Over the last several months, I have been involved in an effort to pull together a group of scholars who are interested in the economics and sociology of the legal profession. The Law Firms Working Group is part of this initiative. Another step in this direction is the creation of a Law & Society Association Collaborative Research Network (CRN), "Private Practice Lawyers," which will complement existing CRNs on "Cause Lawyering" and "Transnational Lawyering."
During the LSA Annual Meeting in Montreal (May 29-June 1), this new CRN will sponsor nine panels with a total of 36 papers. Here is the CRN description from the LSA website:
Over the last three decades, the proportion of legal work performed for the corporate legal sector has grown dramatically. This shift in employment patterns reflects a large and understudied sea change in the legal profession. The Collaborative Research Network studies the changing economics and sociology of private sector lawyers and law firms. Topics of interests to our researchers include: changing professional norms; labor markets; law firm management; the balance of power among interest groups (e.g., AAJ [formerly ALTA] versus the U.S. Chamber of Commerce); access to justice for the poor and middle class; the role of elite lawyers in the democratic process; the relationship between firm size, working conditions, professional autonomy, and lawyer satisfaction; and the viability of current models of self regulation. In addition to advancing scholarship on the legal profession, this CRN has two subsidiary goals: (1) creating and sharing of qualitative and quantitative data on private practice lawyers; (2) exploring the potential of socio-legal studies as teaching materials within law schools.

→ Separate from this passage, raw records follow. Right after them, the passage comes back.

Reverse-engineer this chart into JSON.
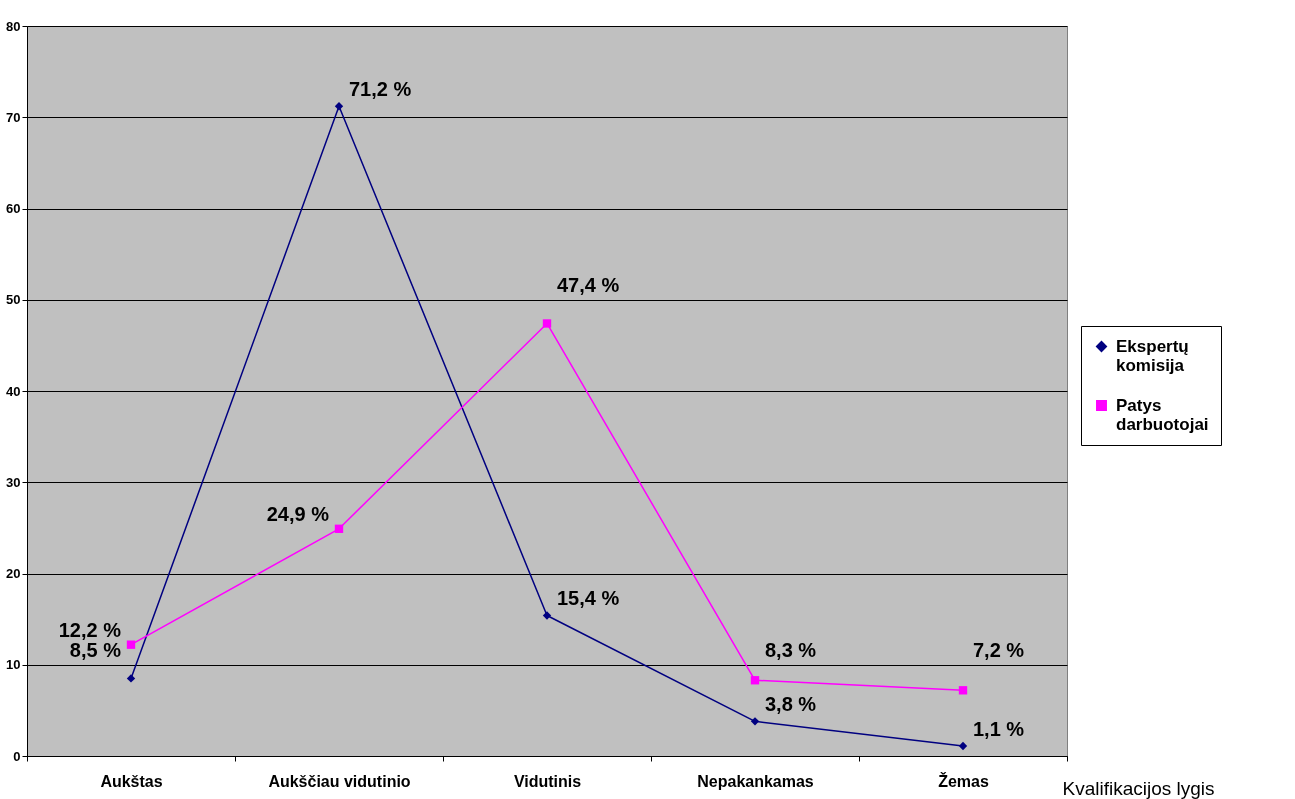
{
  "chart_data": {
    "type": "line",
    "xlabel": "Kvalifikacijos lygis",
    "categories": [
      "Aukštas",
      "Aukščiau vidutinio",
      "Vidutinis",
      "Nepakankamas",
      "Žemas"
    ],
    "series": [
      {
        "name": "Ekspertų komisija",
        "color": "#000080",
        "marker": "diamond",
        "values": [
          8.5,
          71.2,
          15.4,
          3.8,
          1.1
        ],
        "value_labels": [
          "8,5 %",
          "71,2 %",
          "15,4 %",
          "3,8 %",
          "1,1 %"
        ]
      },
      {
        "name": "Patys darbuotojai",
        "color": "#ff00ff",
        "marker": "square",
        "values": [
          12.2,
          24.9,
          47.4,
          8.3,
          7.2
        ],
        "value_labels": [
          "12,2 %",
          "24,9 %",
          "47,4 %",
          "8,3 %",
          "7,2 %"
        ]
      }
    ],
    "ylim": [
      0,
      80
    ],
    "yticks": [
      0,
      10,
      20,
      30,
      40,
      50,
      60,
      70,
      80
    ],
    "grid": "y",
    "legend": "right",
    "line_style": "solid"
  }
}
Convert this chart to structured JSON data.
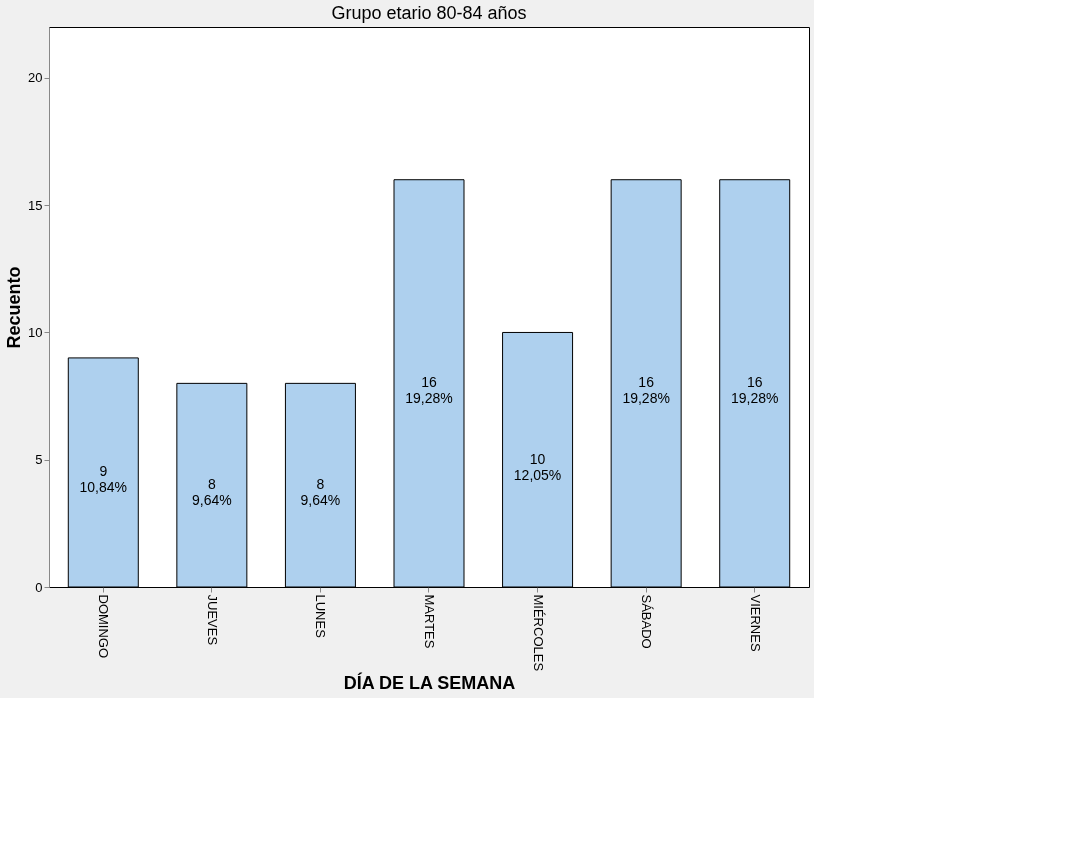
{
  "chart_data": {
    "type": "bar",
    "title": "Grupo etario 80-84 años",
    "xlabel": "DÍA DE LA SEMANA",
    "ylabel": "Recuento",
    "categories": [
      "DOMINGO",
      "JUEVES",
      "LUNES",
      "MARTES",
      "MIÉRCOLES",
      "SÁBADO",
      "VIERNES"
    ],
    "values": [
      9,
      8,
      8,
      16,
      10,
      16,
      16
    ],
    "value_labels": [
      "9\n10,84%",
      "8\n9,64%",
      "8\n9,64%",
      "16\n19,28%",
      "10\n12,05%",
      "16\n19,28%",
      "16\n19,28%"
    ],
    "color": "#aed0ee",
    "ylim": [
      0,
      22
    ],
    "yticks": [
      0,
      5,
      10,
      15,
      20
    ],
    "grid": false
  }
}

What is the longterm goal? From my perspective, it is to operationalize socio-legal research on the legal profession into law school course material that helps young lawyers construct careers that better serve personal, professional, and societal goals. If the organizational momentum continues, 20 years from now, every law school will have instructors who focus on the sociology and economics of the profession, not because of the winds of intellectual fashion but because applied social science has the potential to produce better results than good intentions plus folk wisdom.